Perhaps not for your ds, but definately for you with wine - it just has to be Blackadder.
Baldrick: No, the thing is: The way I see it, these days there's a war on,
right? and, ages ago, there wasn't a war on, right? So, there must
have been a moment when there not being a war on went away, right?

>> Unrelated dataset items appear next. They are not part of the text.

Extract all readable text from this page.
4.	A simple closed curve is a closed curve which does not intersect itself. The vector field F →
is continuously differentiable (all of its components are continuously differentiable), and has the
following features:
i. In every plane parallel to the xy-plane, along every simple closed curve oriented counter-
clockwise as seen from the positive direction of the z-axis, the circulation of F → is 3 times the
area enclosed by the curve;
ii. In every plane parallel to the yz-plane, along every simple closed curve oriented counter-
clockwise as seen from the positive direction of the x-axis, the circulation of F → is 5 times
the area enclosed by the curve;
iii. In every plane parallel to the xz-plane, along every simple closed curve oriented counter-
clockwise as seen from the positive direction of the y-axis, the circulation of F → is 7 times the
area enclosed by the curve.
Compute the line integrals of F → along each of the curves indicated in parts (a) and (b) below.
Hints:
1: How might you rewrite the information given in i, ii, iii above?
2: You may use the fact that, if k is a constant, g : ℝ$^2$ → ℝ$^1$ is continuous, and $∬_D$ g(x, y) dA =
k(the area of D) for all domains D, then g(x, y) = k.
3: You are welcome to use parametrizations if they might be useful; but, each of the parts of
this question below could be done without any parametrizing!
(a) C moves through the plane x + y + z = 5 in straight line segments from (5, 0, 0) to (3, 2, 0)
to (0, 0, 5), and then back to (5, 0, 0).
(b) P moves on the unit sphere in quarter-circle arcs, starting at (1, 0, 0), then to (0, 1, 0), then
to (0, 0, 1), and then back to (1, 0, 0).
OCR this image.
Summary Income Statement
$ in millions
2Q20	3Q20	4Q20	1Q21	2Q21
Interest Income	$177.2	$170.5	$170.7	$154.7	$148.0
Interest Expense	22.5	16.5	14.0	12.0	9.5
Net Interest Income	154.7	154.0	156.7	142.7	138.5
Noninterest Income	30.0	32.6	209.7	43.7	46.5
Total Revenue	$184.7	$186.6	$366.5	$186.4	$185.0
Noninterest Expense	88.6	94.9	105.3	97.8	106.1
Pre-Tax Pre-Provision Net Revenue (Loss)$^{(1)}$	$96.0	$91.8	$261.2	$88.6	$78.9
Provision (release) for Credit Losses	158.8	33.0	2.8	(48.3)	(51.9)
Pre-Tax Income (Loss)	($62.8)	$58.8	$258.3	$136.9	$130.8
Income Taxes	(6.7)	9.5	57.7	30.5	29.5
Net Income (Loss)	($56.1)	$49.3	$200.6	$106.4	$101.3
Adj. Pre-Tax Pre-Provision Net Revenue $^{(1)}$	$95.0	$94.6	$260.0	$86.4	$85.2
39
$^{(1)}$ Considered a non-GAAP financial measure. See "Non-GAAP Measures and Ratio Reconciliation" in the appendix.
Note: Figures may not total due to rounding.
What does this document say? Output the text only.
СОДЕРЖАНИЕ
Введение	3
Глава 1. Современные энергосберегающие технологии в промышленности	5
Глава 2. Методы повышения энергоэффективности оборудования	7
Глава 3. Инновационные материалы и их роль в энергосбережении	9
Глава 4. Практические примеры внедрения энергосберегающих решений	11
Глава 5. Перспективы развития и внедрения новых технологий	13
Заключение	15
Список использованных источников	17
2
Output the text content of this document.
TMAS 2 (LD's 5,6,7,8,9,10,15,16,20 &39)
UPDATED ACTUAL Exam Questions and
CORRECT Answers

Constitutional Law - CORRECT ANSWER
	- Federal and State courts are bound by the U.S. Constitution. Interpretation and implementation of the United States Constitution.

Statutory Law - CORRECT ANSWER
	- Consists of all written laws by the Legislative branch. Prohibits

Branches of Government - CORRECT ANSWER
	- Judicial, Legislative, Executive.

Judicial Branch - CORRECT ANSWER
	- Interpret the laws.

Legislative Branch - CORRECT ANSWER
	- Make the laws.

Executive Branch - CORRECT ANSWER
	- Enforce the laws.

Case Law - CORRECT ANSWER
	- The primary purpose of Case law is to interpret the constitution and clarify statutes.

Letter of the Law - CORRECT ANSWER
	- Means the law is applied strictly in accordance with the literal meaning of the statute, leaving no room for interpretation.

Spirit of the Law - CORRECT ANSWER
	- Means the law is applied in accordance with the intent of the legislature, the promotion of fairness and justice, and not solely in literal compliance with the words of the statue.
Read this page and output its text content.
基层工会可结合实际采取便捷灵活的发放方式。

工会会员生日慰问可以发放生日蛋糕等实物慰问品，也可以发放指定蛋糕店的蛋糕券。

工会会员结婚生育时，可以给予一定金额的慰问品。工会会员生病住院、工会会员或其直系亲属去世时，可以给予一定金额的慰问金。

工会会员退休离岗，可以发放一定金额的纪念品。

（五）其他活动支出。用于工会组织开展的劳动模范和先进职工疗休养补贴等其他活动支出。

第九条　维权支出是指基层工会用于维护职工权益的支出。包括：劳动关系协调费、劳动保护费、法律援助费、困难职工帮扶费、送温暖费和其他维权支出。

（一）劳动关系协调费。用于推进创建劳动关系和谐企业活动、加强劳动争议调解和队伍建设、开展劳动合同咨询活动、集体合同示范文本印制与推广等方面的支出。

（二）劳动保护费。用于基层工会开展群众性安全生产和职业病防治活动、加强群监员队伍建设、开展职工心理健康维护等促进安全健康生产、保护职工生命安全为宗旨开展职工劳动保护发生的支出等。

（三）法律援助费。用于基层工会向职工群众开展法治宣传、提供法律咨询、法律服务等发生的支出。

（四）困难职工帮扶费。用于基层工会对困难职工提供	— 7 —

and there being a war on came along. So, what I want to know is:
How did we get from the one case of affairs to the other case of
affairs?
Edmund: Do you mean "How did the war start?"
Baldrick: Yeah.
George: The war started because of the vile Hun and his villainous empire-
building.
Edmund: George, the British Empire at present covers a quarter of the globe,
while the German Empire consists of a small sausage factory in
Tanganyika. I hardly think that we can be entirely absolved of blame
on the imperialistic front.
George: Oh, no, sir, absolutely not. (aside, to Baldick) Mad as a bicycle!
Baldrick: I heard that it started when a bloke called Archie Duke shot an
ostrich 'cause he was hungry.
Edmund: I think you mean it started when the Archduke of Austro-Hungary got
shot.
Baldrick: Nah, there was definitely an ostrich involved, sir.
Edmund: Well, possibly. But the real reason for the whole thing was that it
was too much effort not to have a war.
George: By (Gum? [it's not `God']) this is interesting; I always loved
history -- The Battle of Hastings, Henry VIII and his six knives,
all that.
Edmund: You see, Baldrick, in order to prevent war in Europe, two superblocs
developed: us, the French and the Russians on one side, and the
Germans and Austro-Hungary on the other. The idea was to have two
vast opposing armies, each acting as the other's deterrent. That way
there could never be a war.
Baldrick: But this is a sort of a war, isn't it, sir?
Edmund: Yes, that's right. You see, there was a tiny flaw in the plan.
George: What was that, sir?
Edmund: It was bollocks.
Baldrick: So the poor old ostrich died for nothing.